Mr. Chuck was one of several new projects on which the station embarked in the 1990s, in spite of funding cutbacks at the start of the decade. In 1992, WKNO originated for PBS a 26-part cooking series by Burt Wolf, which turned into a running distribution association with the station including a national pledge marathon and such series as Travels & Traditions. Local public affairs program Informed Sources and a documentary on the Memphis Belle were also part of the station's output at this time.

In 2009, WKNO radio and television moved into a custom-designed all-digital studio facility in Cordova. It was the first facility designed for broadcasting in WKNO's history. In the 2010s, the station was the distributor for such programs as Classic Gospel and Sun Studio Sessions.

==Funding==
In 2022, WKNO TV had a total revenue of $3.63 million. The station had 9,079 total members, who contributed $1.15 million. The Corporation for Public Broadcasting contributed nearly $875,000, almost all of it in the form of a Community Service Grant.

==Local programming==
Local programming produced by WKNO includes Family Plot: Gardening in the Mid-South, a gardening program distributed nationally on Create and to other PBS stations; Behind the Headlines, a weekly interview and public affairs program; and The SPARK, a monthly showcase of community leaders.

==Technical information==
===Subchannels===
The WKNO TV transmitter is located in Cordova.
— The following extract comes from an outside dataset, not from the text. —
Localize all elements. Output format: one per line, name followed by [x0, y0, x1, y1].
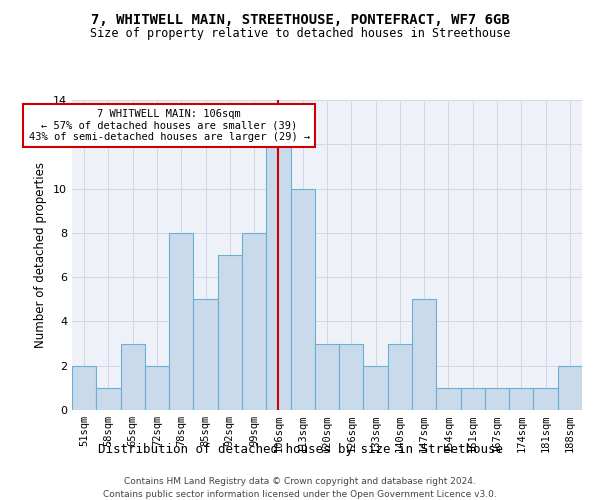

The station's signal is multiplexed:

Subchannels of WKNO
| Subchannel | Res.Tooltip Display resolution | Short name | Programming |
| 10.1 | 1080i | WKNO-HD | PBS |
| 10.2 | 480i | WKNO-SD | "WKNO 2" (World Channel, prime time repeats, Tennessee General Assembly) |
| 10.3 | KNO-KID | PBS Kids |

===Analog-to-digital conversion===
WKNO began broadcasting in digital on August 3, 2004. The station ended regular programming on its analog signal, over VHF channel 10, on May 1, 2009. The switch was earlier than the June 12 deadline for full-service stations because the foundation wished to save money and stop paying for the electricity necessary to broadcast in analog and digital simultaneously. The station's digital signal remained on its pre-transition UHF channel 29, using virtual channel 10.